Leadership Series: Meaningful Engagement in Patient Safety Improvement
The patient safety movement seems to generate themes as we continue to move forward. For 2008, the buzz phrase getting “boards on board” remains a prevailing theme generating much attention at national meetings. One can barely hear a presentation on patient safety without hearing the discussion of the importance of the board of trustees’ active commitment and fiduciary responsibility to quality and patient safety.
There is no debate on the need to increase the board of trustees’ involvement, but there is no real consensus on how to reach a meaningful level of engagement. Does it add value to educate trustees on probability coefficients? Are dashboards the best way to tell what is really going on? Throughout the year you will continue to hear many strategies and potential solutions, and Pennsylvania should be at the cutting edge and leading the nation in this initiative.
Legislation enacted in 2002 created an opportunity for Pennsylvania hospitals to significantly advance and engage their governing bodies on their path to improving patient safety. Act 13 of 2002, the same law that authorized the Patient Safety Authority, required hospitals, ambulatory surgical facilities, and birthing centers in the Commonwealth to develop patient safety committees whose membership may include a member of the board of trustees. In addition, it required patient safety committees to provide quarterly reports to the organization’s administration and governing body. The Act also provides detail about the contents of these reports, which include the number of Serious Events and Incidents, but more importantly, the committee’s
recommendations to eliminate future Serious Events and Incidents.
Admittedly, legislation is not always the most comfortable way to initiate change, but when these processes are properly implemented, they can afford an organization a tremendous opportunity to achieve the correct level of engagement, an appropriate level of sharing, and a significant return of value to the community served.
Moving forward in 2008, I invite each of you to look within your organizations and ask yourselves if you have made the most of this opportunity afforded by Act 13.
For our part, the Patient Safety Authority is committed to increasing trustee awareness of patient safety through education regarding their role in governing an organization dedicated to quality. The Authority’s Board of Directors included facility board education as one of its strategic initiatives, and the Authority has begun work to adopt an appropriate curriculum for Pennsylvania. More information will be provided as it becomes available.

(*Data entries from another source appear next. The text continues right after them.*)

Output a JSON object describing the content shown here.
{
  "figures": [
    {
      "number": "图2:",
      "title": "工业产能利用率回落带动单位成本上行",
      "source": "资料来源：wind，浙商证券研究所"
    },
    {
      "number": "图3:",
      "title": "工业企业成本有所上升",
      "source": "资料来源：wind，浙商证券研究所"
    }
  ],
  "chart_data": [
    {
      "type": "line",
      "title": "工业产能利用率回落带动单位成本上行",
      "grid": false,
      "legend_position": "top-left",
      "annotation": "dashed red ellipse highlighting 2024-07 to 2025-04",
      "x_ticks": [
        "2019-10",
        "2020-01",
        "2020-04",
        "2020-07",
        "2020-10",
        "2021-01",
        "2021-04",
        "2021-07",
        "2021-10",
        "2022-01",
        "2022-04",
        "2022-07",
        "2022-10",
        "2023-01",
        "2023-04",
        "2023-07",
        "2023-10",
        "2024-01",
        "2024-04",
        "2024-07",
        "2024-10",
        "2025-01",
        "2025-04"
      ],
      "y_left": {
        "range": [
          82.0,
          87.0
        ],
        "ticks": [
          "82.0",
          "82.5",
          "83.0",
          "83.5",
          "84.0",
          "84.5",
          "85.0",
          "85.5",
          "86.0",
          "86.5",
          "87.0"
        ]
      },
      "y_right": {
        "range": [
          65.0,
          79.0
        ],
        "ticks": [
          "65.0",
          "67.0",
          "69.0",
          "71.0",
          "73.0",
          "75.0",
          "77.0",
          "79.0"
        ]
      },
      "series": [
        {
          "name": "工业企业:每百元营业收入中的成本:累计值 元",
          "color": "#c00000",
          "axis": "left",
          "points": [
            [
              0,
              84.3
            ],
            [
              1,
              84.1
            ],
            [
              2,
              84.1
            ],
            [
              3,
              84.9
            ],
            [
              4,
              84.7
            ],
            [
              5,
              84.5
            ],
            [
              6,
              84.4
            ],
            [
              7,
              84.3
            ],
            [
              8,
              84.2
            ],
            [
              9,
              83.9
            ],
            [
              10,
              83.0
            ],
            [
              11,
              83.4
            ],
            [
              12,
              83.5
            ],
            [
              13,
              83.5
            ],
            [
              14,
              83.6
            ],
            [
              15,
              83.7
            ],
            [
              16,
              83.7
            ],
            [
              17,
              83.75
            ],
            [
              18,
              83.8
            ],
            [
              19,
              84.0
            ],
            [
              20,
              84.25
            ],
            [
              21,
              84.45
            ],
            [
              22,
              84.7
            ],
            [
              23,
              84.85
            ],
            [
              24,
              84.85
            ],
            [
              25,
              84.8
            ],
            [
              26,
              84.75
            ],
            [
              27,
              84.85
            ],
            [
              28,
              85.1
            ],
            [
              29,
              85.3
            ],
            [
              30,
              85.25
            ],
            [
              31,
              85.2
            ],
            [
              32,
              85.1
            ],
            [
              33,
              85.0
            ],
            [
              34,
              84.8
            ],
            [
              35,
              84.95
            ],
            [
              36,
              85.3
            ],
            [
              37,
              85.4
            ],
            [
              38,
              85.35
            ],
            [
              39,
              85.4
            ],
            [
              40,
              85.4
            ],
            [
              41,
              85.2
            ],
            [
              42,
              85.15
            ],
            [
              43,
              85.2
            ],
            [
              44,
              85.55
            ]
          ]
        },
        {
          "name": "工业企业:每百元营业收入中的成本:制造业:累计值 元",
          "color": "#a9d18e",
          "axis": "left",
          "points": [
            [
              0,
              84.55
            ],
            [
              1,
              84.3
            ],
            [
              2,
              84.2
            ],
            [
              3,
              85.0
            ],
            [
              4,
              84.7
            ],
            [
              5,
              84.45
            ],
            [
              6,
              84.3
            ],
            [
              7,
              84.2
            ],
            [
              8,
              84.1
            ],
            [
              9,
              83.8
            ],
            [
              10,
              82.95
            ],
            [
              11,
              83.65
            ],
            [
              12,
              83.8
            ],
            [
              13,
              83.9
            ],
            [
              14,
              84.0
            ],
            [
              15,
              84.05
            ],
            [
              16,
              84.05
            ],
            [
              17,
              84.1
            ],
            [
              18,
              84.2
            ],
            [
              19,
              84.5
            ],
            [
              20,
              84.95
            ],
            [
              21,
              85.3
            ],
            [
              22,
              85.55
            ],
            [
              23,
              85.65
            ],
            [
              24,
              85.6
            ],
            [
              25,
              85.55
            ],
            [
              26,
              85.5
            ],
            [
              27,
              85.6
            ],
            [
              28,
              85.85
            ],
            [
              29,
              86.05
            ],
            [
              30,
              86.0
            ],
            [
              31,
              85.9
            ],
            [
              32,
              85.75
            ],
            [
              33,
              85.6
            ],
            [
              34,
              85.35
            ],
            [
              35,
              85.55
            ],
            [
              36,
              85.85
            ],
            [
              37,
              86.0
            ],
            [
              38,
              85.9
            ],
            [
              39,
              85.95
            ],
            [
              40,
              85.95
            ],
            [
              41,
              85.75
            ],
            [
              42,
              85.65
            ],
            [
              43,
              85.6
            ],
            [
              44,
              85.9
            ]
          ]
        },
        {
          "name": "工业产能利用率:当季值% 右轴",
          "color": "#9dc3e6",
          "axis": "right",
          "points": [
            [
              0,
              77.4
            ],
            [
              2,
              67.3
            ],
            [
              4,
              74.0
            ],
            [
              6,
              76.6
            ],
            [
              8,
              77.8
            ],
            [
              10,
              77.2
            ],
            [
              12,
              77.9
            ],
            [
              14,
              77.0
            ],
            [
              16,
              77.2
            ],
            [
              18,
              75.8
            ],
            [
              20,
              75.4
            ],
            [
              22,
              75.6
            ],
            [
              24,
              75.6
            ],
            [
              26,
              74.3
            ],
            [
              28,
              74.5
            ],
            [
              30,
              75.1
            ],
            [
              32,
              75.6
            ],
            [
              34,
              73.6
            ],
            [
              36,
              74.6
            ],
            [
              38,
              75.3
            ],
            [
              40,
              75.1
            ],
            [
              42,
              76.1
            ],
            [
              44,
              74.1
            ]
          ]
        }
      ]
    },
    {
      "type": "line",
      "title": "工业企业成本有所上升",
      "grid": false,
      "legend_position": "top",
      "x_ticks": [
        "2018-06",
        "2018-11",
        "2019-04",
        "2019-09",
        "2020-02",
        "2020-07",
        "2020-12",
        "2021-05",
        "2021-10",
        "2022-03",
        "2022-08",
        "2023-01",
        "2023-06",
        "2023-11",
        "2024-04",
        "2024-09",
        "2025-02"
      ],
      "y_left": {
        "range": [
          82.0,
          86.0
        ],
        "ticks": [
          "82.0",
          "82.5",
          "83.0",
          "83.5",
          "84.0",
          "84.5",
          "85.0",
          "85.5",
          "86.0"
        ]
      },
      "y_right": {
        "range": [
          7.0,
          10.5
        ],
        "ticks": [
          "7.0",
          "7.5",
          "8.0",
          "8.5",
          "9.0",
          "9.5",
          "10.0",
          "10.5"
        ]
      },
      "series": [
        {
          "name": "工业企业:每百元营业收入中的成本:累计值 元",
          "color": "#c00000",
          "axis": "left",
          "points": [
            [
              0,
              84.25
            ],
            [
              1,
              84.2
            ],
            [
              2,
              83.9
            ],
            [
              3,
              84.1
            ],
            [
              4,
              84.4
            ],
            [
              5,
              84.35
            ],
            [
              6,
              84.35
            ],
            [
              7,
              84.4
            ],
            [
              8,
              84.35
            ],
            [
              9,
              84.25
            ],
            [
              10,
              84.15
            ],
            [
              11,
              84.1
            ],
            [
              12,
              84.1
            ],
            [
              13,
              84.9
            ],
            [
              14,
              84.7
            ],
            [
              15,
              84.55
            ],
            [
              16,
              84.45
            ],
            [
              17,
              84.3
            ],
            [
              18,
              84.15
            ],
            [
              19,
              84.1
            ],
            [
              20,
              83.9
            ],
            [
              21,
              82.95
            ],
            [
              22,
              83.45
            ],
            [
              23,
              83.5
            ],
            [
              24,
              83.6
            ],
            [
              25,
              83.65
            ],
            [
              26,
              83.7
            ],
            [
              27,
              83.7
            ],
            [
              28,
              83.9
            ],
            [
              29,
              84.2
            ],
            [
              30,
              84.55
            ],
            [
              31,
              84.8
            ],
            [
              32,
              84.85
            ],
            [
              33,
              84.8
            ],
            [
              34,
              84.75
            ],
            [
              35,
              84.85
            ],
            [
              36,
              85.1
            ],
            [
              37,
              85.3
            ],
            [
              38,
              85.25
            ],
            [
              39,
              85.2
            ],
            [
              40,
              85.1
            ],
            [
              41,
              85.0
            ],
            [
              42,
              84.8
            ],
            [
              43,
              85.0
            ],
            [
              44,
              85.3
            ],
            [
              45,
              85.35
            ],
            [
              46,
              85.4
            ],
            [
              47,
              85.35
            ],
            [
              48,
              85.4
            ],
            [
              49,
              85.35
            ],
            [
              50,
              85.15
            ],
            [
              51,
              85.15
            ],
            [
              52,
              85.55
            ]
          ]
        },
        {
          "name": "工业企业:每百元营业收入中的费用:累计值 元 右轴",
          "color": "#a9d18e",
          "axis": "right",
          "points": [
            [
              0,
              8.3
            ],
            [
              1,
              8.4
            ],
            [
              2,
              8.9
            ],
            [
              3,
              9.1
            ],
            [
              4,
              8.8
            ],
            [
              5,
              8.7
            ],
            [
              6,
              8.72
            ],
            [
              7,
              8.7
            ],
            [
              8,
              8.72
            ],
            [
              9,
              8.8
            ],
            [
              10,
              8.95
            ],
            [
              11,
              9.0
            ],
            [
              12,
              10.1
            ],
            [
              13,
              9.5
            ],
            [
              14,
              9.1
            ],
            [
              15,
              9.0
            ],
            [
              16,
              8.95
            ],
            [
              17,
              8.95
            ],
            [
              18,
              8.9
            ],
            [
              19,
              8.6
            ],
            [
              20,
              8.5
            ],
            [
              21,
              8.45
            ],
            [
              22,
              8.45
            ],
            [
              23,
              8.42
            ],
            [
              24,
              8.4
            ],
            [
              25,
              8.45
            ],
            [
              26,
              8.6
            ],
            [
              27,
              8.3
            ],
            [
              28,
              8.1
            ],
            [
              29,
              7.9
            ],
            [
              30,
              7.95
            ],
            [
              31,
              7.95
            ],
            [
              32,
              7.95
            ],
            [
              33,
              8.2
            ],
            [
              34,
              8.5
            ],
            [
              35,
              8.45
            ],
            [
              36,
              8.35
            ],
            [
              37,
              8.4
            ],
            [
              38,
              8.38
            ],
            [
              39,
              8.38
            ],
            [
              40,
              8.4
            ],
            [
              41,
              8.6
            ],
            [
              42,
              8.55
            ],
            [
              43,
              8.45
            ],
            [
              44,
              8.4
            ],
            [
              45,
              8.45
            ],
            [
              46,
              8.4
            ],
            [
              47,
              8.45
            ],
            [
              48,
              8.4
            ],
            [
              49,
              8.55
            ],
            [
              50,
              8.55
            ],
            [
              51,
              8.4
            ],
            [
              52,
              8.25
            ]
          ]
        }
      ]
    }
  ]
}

Wishing all of you a great year in making it safer!
Information for Boards
Dr. Pujols-McKee and the rest of the Pennsylvania Patient Safety Authority Board of Directors call attention to the importance of board-level leadership for patients to have a safe medical experience. She has raised the issue of how boards can reach that objective. Clearly, the Authority believes that reporting is one of the tools. “You can’t improve what you don’t measure.” However, becoming aware of errors does not fix them. Improvement comes from redesigning systems, not making providers aware of their errors and the consequences.
Board committees may wish to consider the following recent articles among many that discuss patient safety from the perspective of the board:
Pronovost PJ, Berenholtz SM, Needham DM. A framework for health care organizations to develop and evaluate a safety scorecard.
JAMA 2007 Nov 7;298(17):2063-5. Dr. Pronovost and colleagues recommend rate-based measures of outcomes and processes related to outcomes, plus other measures of the culture of safety in the organization. Because patient safety reporting systems are vulnerable to reporting bias and lack denominators, the authors recommend using them to identify, but not measure, errors.
Shortell SM, Singer SJ. Improving patient safety by taking systems seriously.
2008 Jan 30;299(4):445-7. The authors emphasize the importance of having systems for reliably delivering medical care, both within organizations and across organizations.
Clarke JR, Lerner JC, Marella W. The role for leaders of health care organizations in patient safety.
Am J Med Qual
2007 Sep-Oct;22(5):311-8. Myself and others from ECRI Institute reviewed critical “patient safety literacy” for board members, including high reliability organizations,
culture of safety, decreasing unjustified variability in care, at-risk behavior, an emphasis on system design rather than provider performance, and disclosure. Twenty actions are cited that are appropriate for board consideration, including reporting, monitoring, and benchmarking against past performance.